[The Awkward Age by Henry James]@TWC D-Link bookThe Awkward Age BOOK THIRD 5/69
"I wonder." "Well, we shall see." His friend seemed to wish not to dogmatise. "SHALL we ?" Mitchy considered it again in its high suggestive light. "You will--but how shall I ?" Then he caught himself up with a blush. "What a beastly thing to say--as if it were mere years that make you see it!" His companion this time gave way to the joke.
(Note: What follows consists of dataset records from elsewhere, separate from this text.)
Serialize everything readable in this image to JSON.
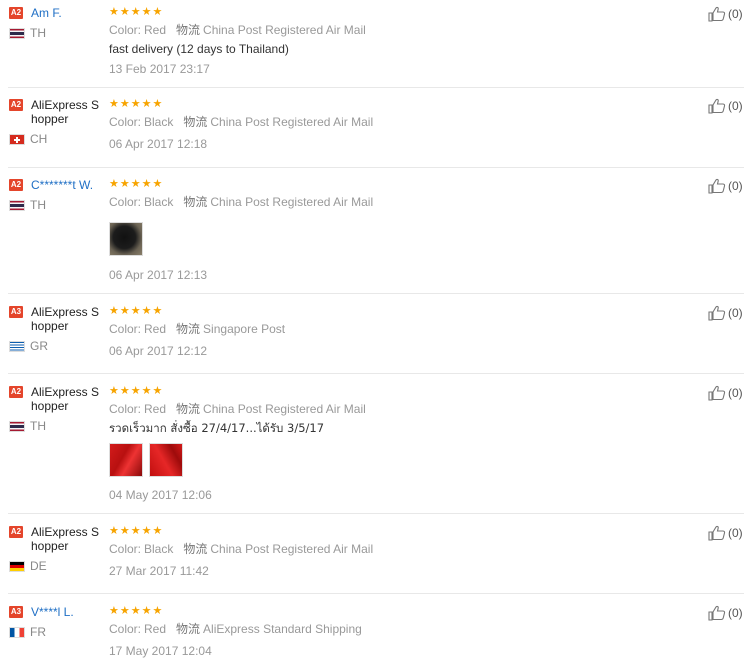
{
  "labels": {
    "color": "Color:",
    "shipping": "物流"
  },
  "reviews": [
    {
      "level": "A2",
      "name": "Am F.",
      "country": "TH",
      "rating": 5,
      "color": "Red",
      "shipping": "China Post Registered Air Mail",
      "text": "fast delivery (12 days to Thailand)",
      "date": "13 Feb 2017 23:17",
      "helpful": "(0)"
    },
    {
      "level": "A2",
      "name": "AliExpress Shopper",
      "country": "CH",
      "rating": 5,
      "color": "Black",
      "shipping": "China Post Registered Air Mail",
      "text": "",
      "date": "06 Apr 2017 12:18",
      "helpful": "(0)"
    },
    {
      "level": "A2",
      "name": "C*******t W.",
      "country": "TH",
      "rating": 5,
      "color": "Black",
      "shipping": "China Post Registered Air Mail",
      "text": "",
      "photos": [
        "black-shirt-photo"
      ],
      "date": "06 Apr 2017 12:13",
      "helpful": "(0)"
    },
    {
      "level": "A3",
      "name": "AliExpress Shopper",
      "country": "GR",
      "rating": 5,
      "color": "Red",
      "shipping": "Singapore Post",
      "text": "",
      "date": "06 Apr 2017 12:12",
      "helpful": "(0)"
    },
    {
      "level": "A2",
      "name": "AliExpress Shopper",
      "country": "TH",
      "rating": 5,
      "color": "Red",
      "shipping": "China Post Registered Air Mail",
      "text": "รวดเร็วมาก สั่งซื้อ 27/4/17...ได้รับ 3/5/17",
      "photos": [
        "red-shirt-photo",
        "red-shirt-photo"
      ],
      "date": "04 May 2017 12:06",
      "helpful": "(0)"
    },
    {
      "level": "A2",
      "name": "AliExpress Shopper",
      "country": "DE",
      "rating": 5,
      "color": "Black",
      "shipping": "China Post Registered Air Mail",
      "text": "",
      "date": "27 Mar 2017 11:42",
      "helpful": "(0)"
    },
    {
      "level": "A3",
      "name": "V****l L.",
      "country": "FR",
      "rating": 5,
      "color": "Red",
      "shipping": "AliExpress Standard Shipping",
      "text": "",
      "date": "17 May 2017 12:04",
      "helpful": "(0)"
    }
  ]
}
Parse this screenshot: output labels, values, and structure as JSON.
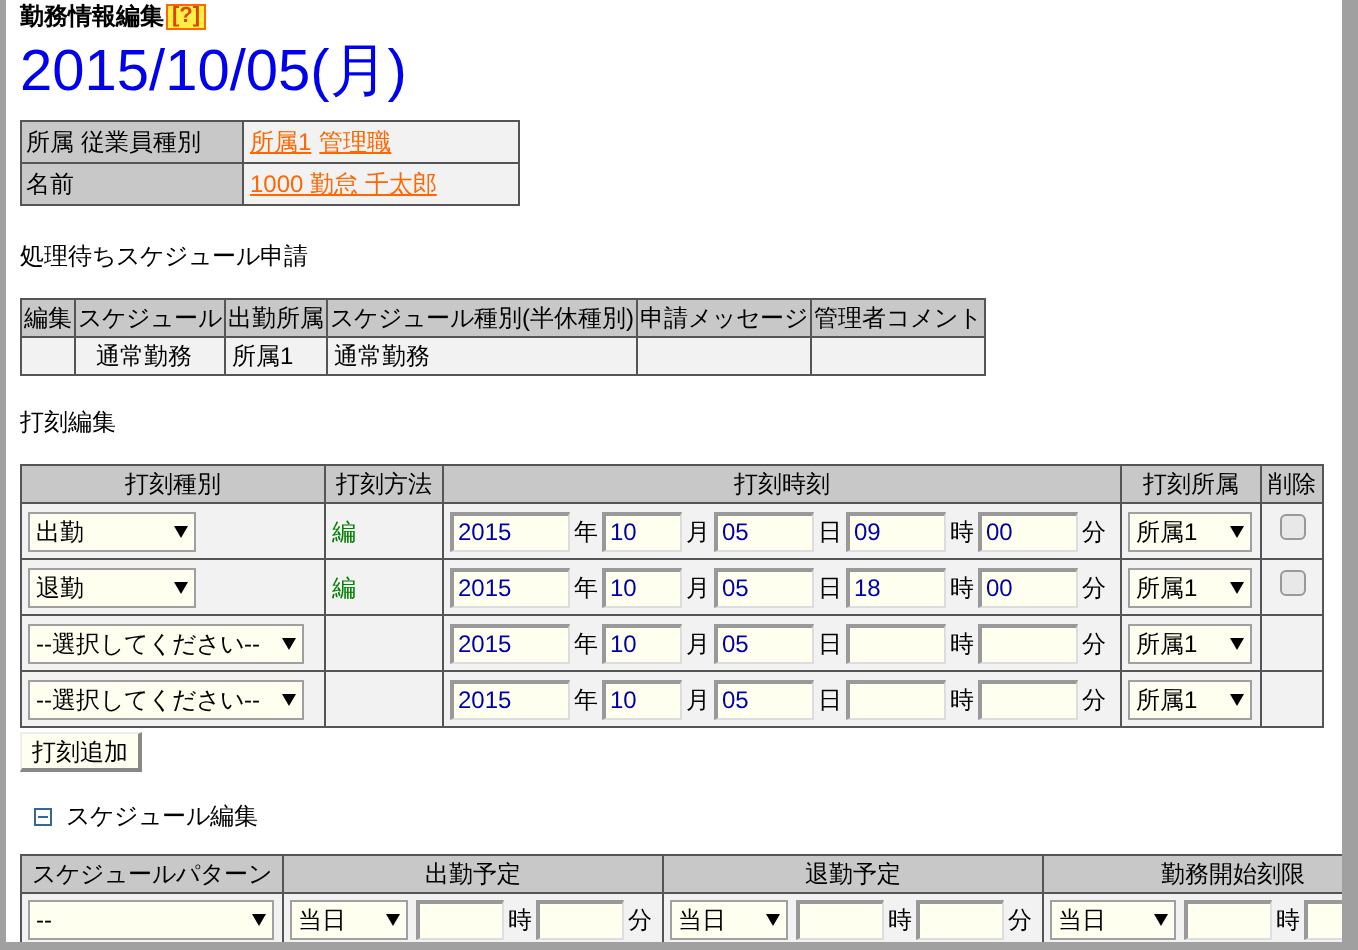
{
  "page_title": "勤務情報編集",
  "help_button": "[?]",
  "date_heading": "2015/10/05(月)",
  "info_table": [
    {
      "label": "所属 従業員種別",
      "links": [
        "所属1",
        "管理職"
      ]
    },
    {
      "label": "名前",
      "links": [
        "1000 勤怠 千太郎"
      ]
    }
  ],
  "pending_section": {
    "title": "処理待ちスケジュール申請",
    "columns": [
      "編集",
      "スケジュール",
      "出勤所属",
      "スケジュール種別(半休種別)",
      "申請メッセージ",
      "管理者コメント"
    ],
    "rows": [
      {
        "schedule": "通常勤務",
        "location": "所属1",
        "schedule_type": "通常勤務"
      }
    ]
  },
  "stamp_section": {
    "title": "打刻編集",
    "columns": [
      "打刻種別",
      "打刻方法",
      "打刻時刻",
      "打刻所属",
      "削除"
    ],
    "rows": [
      {
        "type": "出勤",
        "method": "編",
        "time_fields": [
          {
            "value": "2015",
            "unit": "年"
          },
          {
            "value": "10",
            "unit": "月"
          },
          {
            "value": "05",
            "unit": "日"
          },
          {
            "value": "09",
            "unit": "時"
          },
          {
            "value": "00",
            "unit": "分"
          }
        ],
        "location": "所属1",
        "delete_checked": false
      },
      {
        "type": "退勤",
        "method": "編",
        "time_fields": [
          {
            "value": "2015",
            "unit": "年"
          },
          {
            "value": "10",
            "unit": "月"
          },
          {
            "value": "05",
            "unit": "日"
          },
          {
            "value": "18",
            "unit": "時"
          },
          {
            "value": "00",
            "unit": "分"
          }
        ],
        "location": "所属1",
        "delete_checked": false
      },
      {
        "type": "--選択してください--",
        "time_fields": [
          {
            "value": "2015",
            "unit": "年"
          },
          {
            "value": "10",
            "unit": "月"
          },
          {
            "value": "05",
            "unit": "日"
          },
          {
            "unit": "時"
          },
          {
            "unit": "分"
          }
        ],
        "location": "所属1"
      },
      {
        "type": "--選択してください--",
        "time_fields": [
          {
            "value": "2015",
            "unit": "年"
          },
          {
            "value": "10",
            "unit": "月"
          },
          {
            "value": "05",
            "unit": "日"
          },
          {
            "unit": "時"
          },
          {
            "unit": "分"
          }
        ],
        "location": "所属1"
      }
    ],
    "add_button": "打刻追加"
  },
  "schedule_section": {
    "title": "スケジュール編集",
    "expanded": true,
    "columns": [
      "スケジュールパターン",
      "出勤予定",
      "退勤予定",
      "勤務開始刻限"
    ],
    "pattern": "--",
    "groups": [
      {
        "day": "当日",
        "units": [
          "時",
          "分"
        ]
      },
      {
        "day": "当日",
        "units": [
          "時",
          "分"
        ]
      },
      {
        "day": "当日",
        "units": [
          "時"
        ],
        "truncated": true
      }
    ]
  }
}
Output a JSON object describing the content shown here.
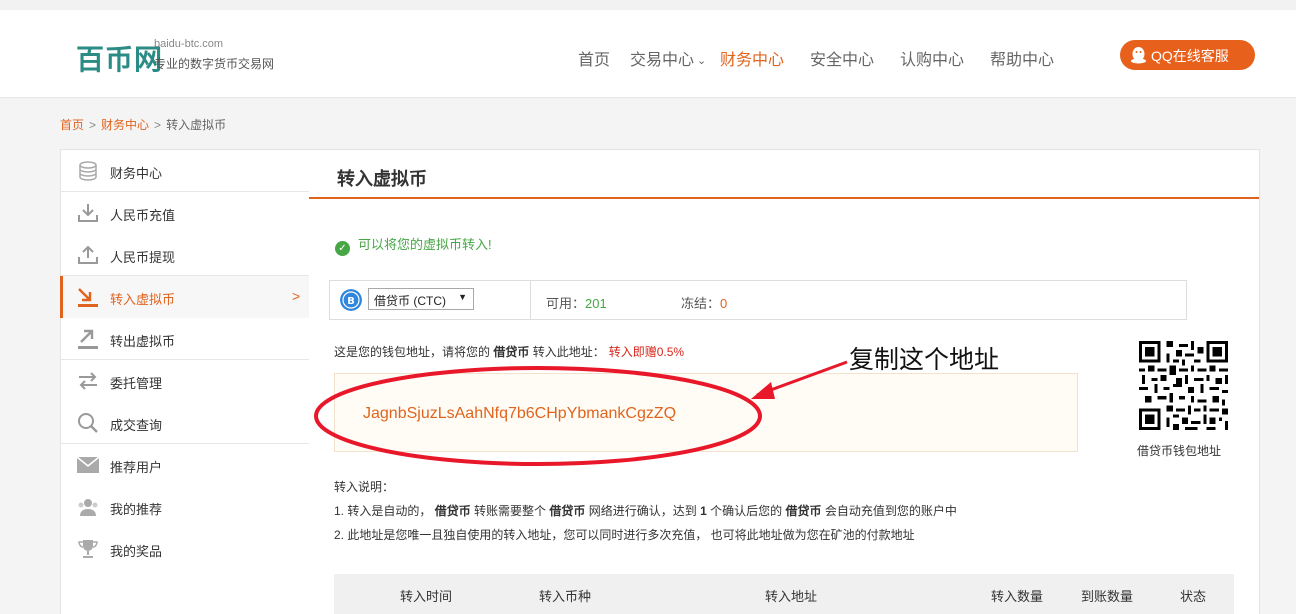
{
  "header": {
    "logo_mark": "百币网",
    "logo_domain": "baidu-btc.com",
    "logo_slogan": "专业的数字货币交易网",
    "nav": [
      "首页",
      "交易中心",
      "财务中心",
      "安全中心",
      "认购中心",
      "帮助中心"
    ],
    "active_nav": "财务中心",
    "qq_button": "QQ在线客服"
  },
  "breadcrumb": {
    "home": "首页",
    "sep": ">",
    "section": "财务中心",
    "current": "转入虚拟币"
  },
  "sidebar": {
    "items": [
      {
        "label": "财务中心",
        "icon": "coins-icon"
      },
      {
        "label": "人民币充值",
        "icon": "download-icon"
      },
      {
        "label": "人民币提现",
        "icon": "upload-icon"
      },
      {
        "label": "转入虚拟币",
        "icon": "transfer-in-icon",
        "active": true
      },
      {
        "label": "转出虚拟币",
        "icon": "transfer-out-icon"
      },
      {
        "label": "委托管理",
        "icon": "exchange-arrows-icon"
      },
      {
        "label": "成交查询",
        "icon": "search-icon"
      },
      {
        "label": "推荐用户",
        "icon": "mail-icon"
      },
      {
        "label": "我的推荐",
        "icon": "users-icon"
      },
      {
        "label": "我的奖品",
        "icon": "trophy-icon"
      }
    ],
    "arrow": ">"
  },
  "main": {
    "title": "转入虚拟币",
    "notice": "可以将您的虚拟币转入!",
    "coin_select": "借贷币 (CTC)",
    "available_label": "可用：",
    "available_value": "201",
    "frozen_label": "冻结：",
    "frozen_value": "0",
    "addr_hint_prefix": "这是您的钱包地址，请将您的",
    "addr_hint_coin": "借贷币",
    "addr_hint_suffix": "转入此地址：",
    "addr_bonus": "转入即赠0.5%",
    "wallet_address": "JagnbSjuzLsAahNfq7b6CHpYbmankCgzZQ",
    "annotation": "复制这个地址",
    "qr_label": "借贷币钱包地址",
    "notes_title": "转入说明：",
    "note1": {
      "p1": "1. 转入是自动的，",
      "coin1": "借贷币",
      "p2": "转账需要整个",
      "coin2": "借贷币",
      "p3": "网络进行确认，达到",
      "count": "1",
      "p4": "个确认后您的",
      "coin3": "借贷币",
      "p5": "会自动充值到您的账户中"
    },
    "note2": "2. 此地址是您唯一且独自使用的转入地址，您可以同时进行多次充值， 也可将此地址做为您在矿池的付款地址"
  },
  "table": {
    "headers": [
      "转入时间",
      "转入币种",
      "转入地址",
      "转入数量",
      "到账数量",
      "状态"
    ]
  },
  "colors": {
    "accent": "#e0641e",
    "success": "#46a744",
    "brand_teal": "#2a8c84",
    "annotation_red": "#e8182a"
  }
}
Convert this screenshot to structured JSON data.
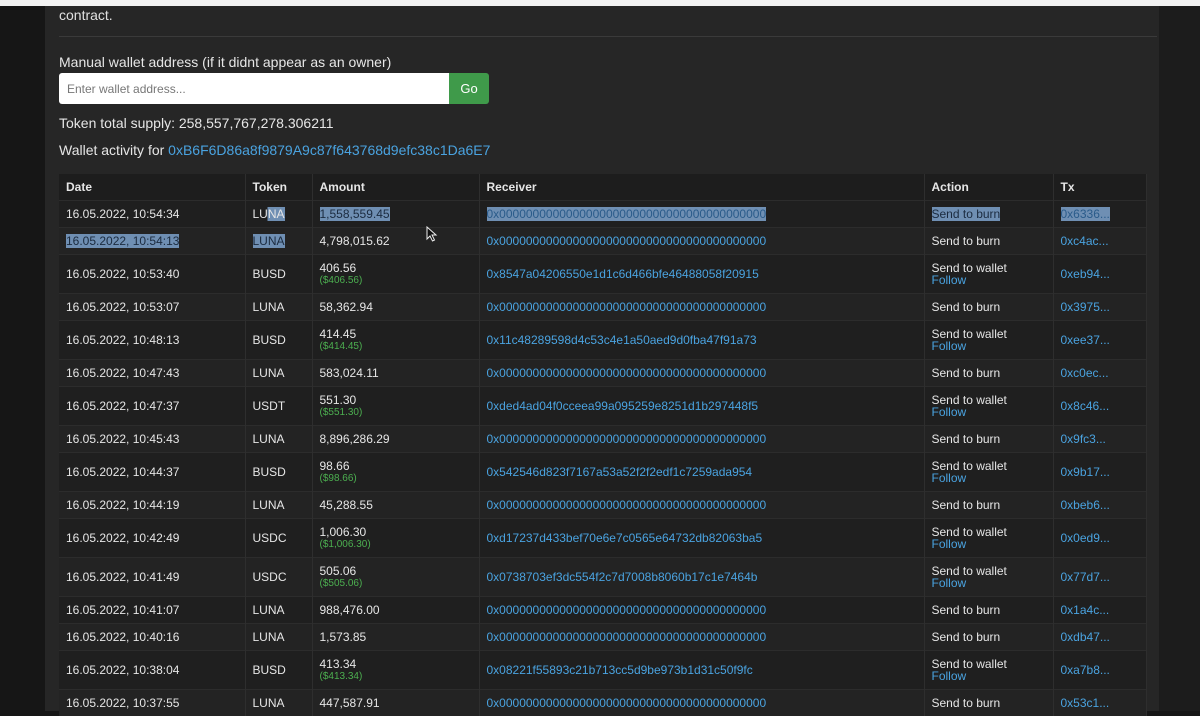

"What else can it be--if I've thought so ?" "Why, it's the facts themselves, and the fine taste, and above all something qui ne court pas les rues, an approach to some experience of what a lady IS." The young man's acute reflexion appeared suddenly to flower into a vision of opportunity that swept everything else away. "Excuse my insisting on your time of life--but you HAVE seen some ?" The question was of such interest that he had already begun to follow it. "Oh the charm of talk with some one who can fill out one's idea of the really distinguished women of the past! If I could get you," he continued, "to be so awfully valuable as to fill out mine!" His fellow visitor, on this, made, in a pause, a nearer approach to taking visibly his measure.
"Are you sure you've got an idea ?" Mr. Mitchett brightly thought.
"No.
That must be just why I appeal to you. And it can't therefore be for confirmation, can it ?" he went on.